By Mike Rainone for the News

Dan and Minnie Morrow, along with their children Leslie and Eva would ship their worldly belongings into the new Grand Meadow district west and south of Ponoka in 1901, where they diligently began to establish their homestead at the SW 2-42-26-W of the 4th.

Shelter was the first order of the day and with good neighbourly help their first house was built, plastered, and made snug for the forthcoming Alberta winter. The history books claim that the Morrow house was built so well that they were able to move it to a nearby location in 1916 with the assistance of neighbours and 16 teams of horses.

Those were the days of hardship everywhere in the area, but they were also the times of the extreme closeness of the people. Homemade entertainment was a-plenty, along with socials, house parties, dancing, and skating, where everyone walked a half-mile to the river and gathered around the roaring fire for great fun after a hard day or week of work. Dan Morrow would soon become a very popular figure at these gatherings, singing songs while Minnie chorded on the organ, as well as reciting the poems that he loved to write and telling wonderful stories to the young children. His poems were published in his book, ‘Homespun Rhymes’, in 1948 and would become very popular near and far, very vividly telling the colourful and challenging tales of our early pioneer families. Here are just a few examples of his poetic skills and humour.

The Pioneer

by D. A. Morrow (1941)

He strode behind his slow ox team across the prairies dry,

And his eyes were fixed on the westering sun and ‘Westward’ was his cry;

Till he came at last to the great park-lands, the sweetest land ere known.

And ‘Here’ said he, ‘our journey ends, here we will build our home.’

With fire and axe a place he cleared on which to build that home;

It was toil for and sweat for him and his, ere the first crop could be sown.

And the black sod slipped from his smooth mold board down a furrow without a flaw,

While his ‘Tractor’ was driven with whip or goad, and answered to ‘gee’ and ‘haw’.

And many a weary task he did; hard work, his days did rule.

Yet freely gave from his meager hoard, that the children might have school.

Remember, oh children of radio, ere you utter that hard luck wail,

That the pioneer won not his farm by sipping a gin cocktail.

As you glide along o’er a surfaced road, guiding your modern car,

Give thought to him who here did know ‘The God of things as they are’.

For never again will we see his like.he stands without a peer-

The man who for us, blazed the trail. God rest you, Pioneer.

To my valentine

She’s very young, and oh so fair, with clear blue eyes and light brown hair, a dimple on her chin.

Demure, she stands in front of me, and then seats herself upon my knee, a word or smile to win.

Perched on the arm of my old chair, the while she tries to curl my hair, than tells me she’s my own.

She tweaks my ear, away she goes, and perhaps she also pulls my nose. Granddaughter, blue eyed Joan.

The Taxpayer’s song (Federal tax budget 1943)
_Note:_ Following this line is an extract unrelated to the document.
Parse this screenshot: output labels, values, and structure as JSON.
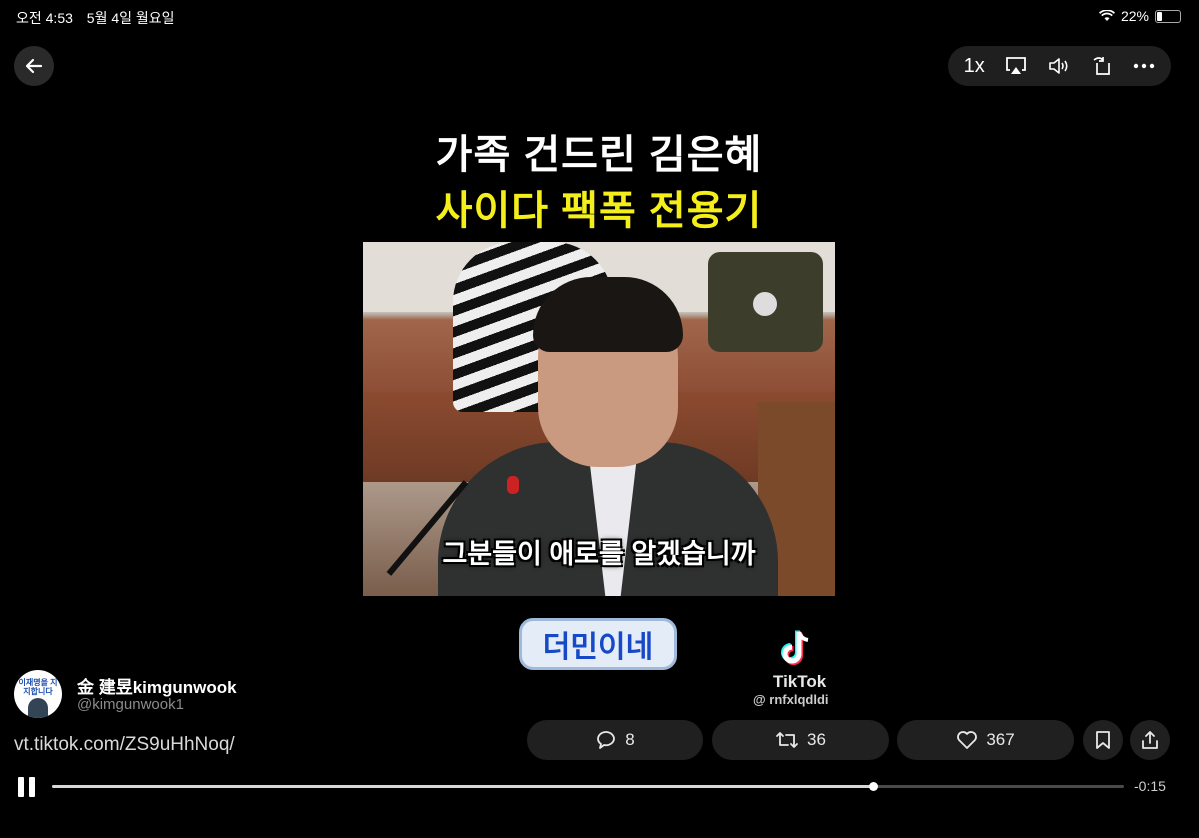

Lets sing a song of taxes, a pocket full of cash.

When you go to pay your taxes now, T’will settle well your hash.

You’ll need at least a million before you can cut a dash, as we go mooching along.

Oh, there’s a tax on your underwear, a tax upon your coat, while the tax upon tobacco is the one that gets my goat.

It’s enough to drive a citizen to jumping off a boat, as we go marching on.

Dan and Minnie were always very active in the district, especially expressing a strong voice for the farmers and asking for a fair price for their products. Their son Leslie served overseas in the American Army and died in France in 1918, while daughters Eva and Esther were educated in Ponoka. Eva married Roy Sauder and moved to B.C., and Esther married Duncan McMillan and farmed the home-place. Minnie Morrow died at their favourite farm home in October 1933 and Dan passed away in October 1948, leaving a proud family legacy, favourite traditions, and countless cherished memories for family generations to carry on into the future.